Sem pressas para o topo
De imediato se começou a avançar com a possibilidade de ver Mick subir à Fórmula 1, a exemplo do que aconteceu recentemente com Lance Stroll ou Esteban Ocon. O jovem piloto não enjeita a possibilidade, mas aborda o assunto com uma assinalável maturidade. «Agora já podemos pensar na próxima aventura, mas prefiro andar em frente de forma gradual, passo a passo, preparando-me da melhor forma. O mais importante é tomar sempre a decisão mais correta e é isso que vamos fazer nas próximas semanas. Todos os pilotos têm o objetivo de chegarem à Fórmula 1, que é a categoria rainha onde estão os melhores. Falámos com algumas equipas para encontrar a melhor estratégia para o próximo ano mas só quero dar o salto quando estiver 100 por cento preparado», comentou após o triunfo.
A verdade é que já há equipas a posicionar-se para o receber. Entre os quais a Ferrari, claro. «O mais importante é deixar o Mick crescer sem acrescentar pressão.

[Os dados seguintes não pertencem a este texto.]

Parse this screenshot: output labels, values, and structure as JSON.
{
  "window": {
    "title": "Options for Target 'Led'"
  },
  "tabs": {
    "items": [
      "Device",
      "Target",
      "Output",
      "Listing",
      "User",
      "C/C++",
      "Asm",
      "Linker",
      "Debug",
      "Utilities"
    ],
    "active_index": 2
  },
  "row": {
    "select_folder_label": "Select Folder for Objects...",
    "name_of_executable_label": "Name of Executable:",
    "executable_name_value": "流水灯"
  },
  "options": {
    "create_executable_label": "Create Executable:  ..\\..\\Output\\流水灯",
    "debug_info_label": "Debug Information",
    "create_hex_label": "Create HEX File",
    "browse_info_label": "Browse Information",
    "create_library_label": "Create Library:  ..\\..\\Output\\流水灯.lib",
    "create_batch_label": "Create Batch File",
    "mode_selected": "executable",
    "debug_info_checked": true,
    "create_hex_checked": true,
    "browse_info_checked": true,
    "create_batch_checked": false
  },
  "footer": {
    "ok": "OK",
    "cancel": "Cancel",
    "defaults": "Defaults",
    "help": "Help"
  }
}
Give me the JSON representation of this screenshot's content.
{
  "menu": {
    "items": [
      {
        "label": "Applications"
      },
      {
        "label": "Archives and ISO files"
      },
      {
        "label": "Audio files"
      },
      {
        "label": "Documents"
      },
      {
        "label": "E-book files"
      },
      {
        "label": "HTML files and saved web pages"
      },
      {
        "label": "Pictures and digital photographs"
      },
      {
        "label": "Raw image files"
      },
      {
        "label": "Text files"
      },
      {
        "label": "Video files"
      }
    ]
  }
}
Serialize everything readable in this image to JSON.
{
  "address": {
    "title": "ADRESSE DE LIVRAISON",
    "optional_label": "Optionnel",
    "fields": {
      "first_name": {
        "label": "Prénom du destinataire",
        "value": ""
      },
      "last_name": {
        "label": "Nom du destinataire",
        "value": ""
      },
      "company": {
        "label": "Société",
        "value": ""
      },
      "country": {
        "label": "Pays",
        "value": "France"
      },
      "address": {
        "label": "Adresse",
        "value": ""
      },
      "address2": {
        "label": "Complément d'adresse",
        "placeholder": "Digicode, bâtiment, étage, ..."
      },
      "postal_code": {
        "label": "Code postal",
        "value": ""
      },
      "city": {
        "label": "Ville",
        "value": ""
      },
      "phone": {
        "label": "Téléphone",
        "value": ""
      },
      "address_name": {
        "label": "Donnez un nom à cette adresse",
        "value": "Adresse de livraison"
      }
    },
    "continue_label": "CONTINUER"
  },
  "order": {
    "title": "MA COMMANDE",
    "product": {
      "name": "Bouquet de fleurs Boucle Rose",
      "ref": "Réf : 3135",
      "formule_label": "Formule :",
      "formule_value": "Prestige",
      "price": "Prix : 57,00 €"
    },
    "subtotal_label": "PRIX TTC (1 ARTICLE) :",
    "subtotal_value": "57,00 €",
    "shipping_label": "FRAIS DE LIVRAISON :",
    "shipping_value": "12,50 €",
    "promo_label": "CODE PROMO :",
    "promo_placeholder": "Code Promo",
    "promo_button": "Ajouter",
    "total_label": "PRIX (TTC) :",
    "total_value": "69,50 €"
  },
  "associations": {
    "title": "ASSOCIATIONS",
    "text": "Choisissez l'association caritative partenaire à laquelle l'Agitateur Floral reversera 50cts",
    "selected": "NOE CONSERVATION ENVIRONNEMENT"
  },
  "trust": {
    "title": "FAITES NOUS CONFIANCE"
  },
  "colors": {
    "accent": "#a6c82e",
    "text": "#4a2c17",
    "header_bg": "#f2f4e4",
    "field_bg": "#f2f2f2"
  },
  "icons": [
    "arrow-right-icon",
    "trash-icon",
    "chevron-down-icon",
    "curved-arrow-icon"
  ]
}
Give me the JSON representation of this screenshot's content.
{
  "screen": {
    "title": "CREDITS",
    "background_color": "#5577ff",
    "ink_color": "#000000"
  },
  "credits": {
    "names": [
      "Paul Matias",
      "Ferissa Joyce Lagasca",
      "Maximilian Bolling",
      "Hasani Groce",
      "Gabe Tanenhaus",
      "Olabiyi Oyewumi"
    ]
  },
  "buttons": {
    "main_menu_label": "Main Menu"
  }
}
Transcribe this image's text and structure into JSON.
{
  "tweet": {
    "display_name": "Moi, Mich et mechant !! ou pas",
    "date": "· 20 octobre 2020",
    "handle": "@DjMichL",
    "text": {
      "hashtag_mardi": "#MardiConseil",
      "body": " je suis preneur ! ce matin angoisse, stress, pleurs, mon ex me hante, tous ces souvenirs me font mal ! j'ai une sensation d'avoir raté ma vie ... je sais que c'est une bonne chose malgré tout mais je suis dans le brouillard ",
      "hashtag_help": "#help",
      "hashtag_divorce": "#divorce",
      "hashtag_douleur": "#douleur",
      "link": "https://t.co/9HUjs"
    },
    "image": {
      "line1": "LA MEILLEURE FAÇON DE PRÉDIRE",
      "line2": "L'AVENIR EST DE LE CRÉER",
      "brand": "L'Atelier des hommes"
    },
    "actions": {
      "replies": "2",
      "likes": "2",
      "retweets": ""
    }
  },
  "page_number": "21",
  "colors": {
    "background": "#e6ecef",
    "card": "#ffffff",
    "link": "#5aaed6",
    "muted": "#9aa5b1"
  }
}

Os resultados recentes são muito bons e espero que tenha uma grande carreira. Com o nome como o dele, que escreveu páginas históricas do percurso da Ferrari, a porta de Maranello vai estar sempre aberta, claro, mas sem queimar passos. O que vai ou não fazer a seguir é uma decisão dele e da família mas temos de deixá-los aproveitar. Repito sempre isto: mantém-te focado, concentrado, mas ao mesmo tempo diverte-te, cresce devagar mas com certezas, e depois veremos o futuro”, referiu no mês passado Maurizio Arrivabene, líder da escuderia italiana, com o chefe da Mercedes, Toto Wolff, a dizer que Mick «tem todas as condições para ser um dos maiores».
Gerhard Berger, ex-piloto e atual presidente do DTM, foi ainda mais longe: «O Mick parece o pai. Levanta-se como o pai, anda como ele. Dei-me conta até que tem os braços do pai, mas o mais importante é que tem os genes competitivos do pai, sobretudo nesta fase final do Campeonato. Se continuar assim com este rendimento, o seu caminho vai levá-lo à Fórmula 1.»
E até a concorrência mostra entusiasmo com a possibilidade. «O Michael é considerado o melhor piloto de todos os tempos, é o que tem mais títulos mundiais e o Mick está a fazer um trabalho fantástico – é óbvio que tem imenso talento, como o pai tinha. E é também um grande miúdo. Tem feito parte da nossa equipa nalguns fins de semana, é muito atento e tem um grande talento. O nome não vai ser um peso, na minha opinião. Aliás, acho que vai ser fantástico para o desporto”, comentou recentemente Lewis Hamilton, que este domingo se pode sagrar pentacampeão mundial.